A Mind Forever Voyaging [Review: A Man Of Parts]

“It would be no more than justice to give his name to the twenty-five years between the ‘nineties and the War. For it was he who largely wove their intellectual texture.” - Odette Keun, 1934

As a writer of fiction, the subject of this quote and David Lodge's "fictional biography" created genres and concepts including alien invasion and the time machine, pushed the scientific romance firmly into the literary mainstream, helped to shape the modern novel and increased the division between popularist and artistic literature - while predicting the role of air supremacy and nuclear weapons long in advance of their development. As a writer of fact his account of the history of the world commanded international respect until it was superceded. As a politician he was present and influential in the early days of the Fabian Society, and as a celebrity and socialite his scandalous love-life and general misbehaviour was never far from the public eye. Oh, and he invented table-top wargaming too.

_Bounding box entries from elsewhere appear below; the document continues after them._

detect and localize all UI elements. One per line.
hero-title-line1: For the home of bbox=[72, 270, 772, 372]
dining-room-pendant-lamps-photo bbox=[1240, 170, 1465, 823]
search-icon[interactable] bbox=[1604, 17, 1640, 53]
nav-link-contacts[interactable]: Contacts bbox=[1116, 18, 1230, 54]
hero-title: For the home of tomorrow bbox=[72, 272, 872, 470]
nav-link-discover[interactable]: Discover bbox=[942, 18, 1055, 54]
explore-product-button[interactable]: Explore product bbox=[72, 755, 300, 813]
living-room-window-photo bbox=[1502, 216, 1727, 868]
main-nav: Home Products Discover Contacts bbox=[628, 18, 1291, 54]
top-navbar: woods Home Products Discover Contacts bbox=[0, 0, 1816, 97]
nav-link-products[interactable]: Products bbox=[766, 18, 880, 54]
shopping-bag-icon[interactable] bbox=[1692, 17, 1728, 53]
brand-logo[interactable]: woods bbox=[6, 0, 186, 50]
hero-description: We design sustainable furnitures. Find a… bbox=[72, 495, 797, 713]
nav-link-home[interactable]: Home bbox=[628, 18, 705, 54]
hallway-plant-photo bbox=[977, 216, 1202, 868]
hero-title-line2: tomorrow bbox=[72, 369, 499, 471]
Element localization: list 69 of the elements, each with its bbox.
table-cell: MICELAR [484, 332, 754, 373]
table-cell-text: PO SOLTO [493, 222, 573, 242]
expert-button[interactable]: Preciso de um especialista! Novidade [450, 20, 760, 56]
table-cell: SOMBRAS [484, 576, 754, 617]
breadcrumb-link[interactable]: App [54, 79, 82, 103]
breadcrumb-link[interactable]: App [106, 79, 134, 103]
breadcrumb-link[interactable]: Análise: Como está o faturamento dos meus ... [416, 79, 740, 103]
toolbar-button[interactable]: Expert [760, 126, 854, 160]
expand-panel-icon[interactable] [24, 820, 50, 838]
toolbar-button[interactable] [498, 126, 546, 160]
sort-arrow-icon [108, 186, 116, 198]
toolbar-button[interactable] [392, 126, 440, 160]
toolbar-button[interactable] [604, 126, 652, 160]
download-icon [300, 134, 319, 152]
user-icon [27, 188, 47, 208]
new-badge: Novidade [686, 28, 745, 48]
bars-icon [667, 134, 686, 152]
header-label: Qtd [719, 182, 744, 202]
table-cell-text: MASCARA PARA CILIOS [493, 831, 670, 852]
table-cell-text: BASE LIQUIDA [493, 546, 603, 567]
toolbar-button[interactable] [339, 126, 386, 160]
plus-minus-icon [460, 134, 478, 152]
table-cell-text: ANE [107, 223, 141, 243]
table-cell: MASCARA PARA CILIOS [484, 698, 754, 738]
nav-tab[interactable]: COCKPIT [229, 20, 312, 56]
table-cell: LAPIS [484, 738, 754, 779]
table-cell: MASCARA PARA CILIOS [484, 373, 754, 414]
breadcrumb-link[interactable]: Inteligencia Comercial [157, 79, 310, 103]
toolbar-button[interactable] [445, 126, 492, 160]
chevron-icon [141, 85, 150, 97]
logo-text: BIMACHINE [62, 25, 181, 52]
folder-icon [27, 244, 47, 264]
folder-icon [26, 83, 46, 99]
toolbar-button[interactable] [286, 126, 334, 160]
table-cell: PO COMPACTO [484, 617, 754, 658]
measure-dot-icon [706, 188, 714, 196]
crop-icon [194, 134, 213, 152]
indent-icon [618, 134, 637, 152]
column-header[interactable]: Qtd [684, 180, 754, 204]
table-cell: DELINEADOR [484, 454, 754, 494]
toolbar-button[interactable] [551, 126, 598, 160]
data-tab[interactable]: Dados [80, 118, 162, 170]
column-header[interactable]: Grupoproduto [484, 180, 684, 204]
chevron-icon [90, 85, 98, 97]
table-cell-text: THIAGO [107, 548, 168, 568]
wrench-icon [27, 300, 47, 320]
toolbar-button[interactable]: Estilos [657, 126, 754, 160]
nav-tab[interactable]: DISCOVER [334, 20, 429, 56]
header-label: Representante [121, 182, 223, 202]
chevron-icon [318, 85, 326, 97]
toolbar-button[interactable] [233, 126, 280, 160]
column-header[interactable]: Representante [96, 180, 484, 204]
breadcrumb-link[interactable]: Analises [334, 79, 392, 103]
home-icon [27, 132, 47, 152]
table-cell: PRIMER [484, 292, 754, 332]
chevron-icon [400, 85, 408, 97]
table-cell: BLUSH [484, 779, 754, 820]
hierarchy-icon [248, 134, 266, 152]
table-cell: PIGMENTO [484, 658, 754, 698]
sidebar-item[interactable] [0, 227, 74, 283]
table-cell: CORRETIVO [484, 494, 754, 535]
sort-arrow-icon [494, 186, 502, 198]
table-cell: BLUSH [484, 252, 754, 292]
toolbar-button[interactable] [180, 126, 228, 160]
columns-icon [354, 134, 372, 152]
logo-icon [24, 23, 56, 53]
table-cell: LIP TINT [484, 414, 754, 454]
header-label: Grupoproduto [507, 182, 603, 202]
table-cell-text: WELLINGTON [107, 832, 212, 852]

David Lodge's "fictional biography" of H.G.Wells is in fact a fastidiously-researched and well written account, putting Wells' fictional and non-fictional writing into context: Lodge’s evidence entirely justifies Keun’s statement, while advancing the argument that he could have achieved far more in any of his endeavours, were it not for the consequences of his scandalous personal life. The "fictional" status of the book allows the author to take two liberties: to imagine the internal dialogue as an elderly and physically frail H.G. looks back on his life, and to take the reader behind closed doors imagining the intimate relationships between H.G. and his wives and lovers. H.G. is his own sharpest critic, whether commenting on the racism that surfaces in some of his novels, or dividing between those women he loved and those he did not.

Many of the real-life characters in the novel are brought to life in a very personal way: not only familiar authors such as Henry James and E.Nesbit, but in particular Amy Catherine or "Jane", H.G.'s wife. She emerges as a complex character herself, choosing more than just to tolerate her husband's behaviour, often befriending and supporting his mistresses after he had abandoned them. At times it is possible to see H.G. as a true believer in libertine values but overall, on balance he appears to have been more of an opportunist accepting female attention as a consequence of his fame, and his attitude to women was a long way from any present-day semblance of equality.


Helena Fortissima said...

What a well-written review, SFG. The concept of a fictional biography is certainly intriguing.

Sci-Fi Gene said...

Thank you! In this case it also makes for a fairly racy read.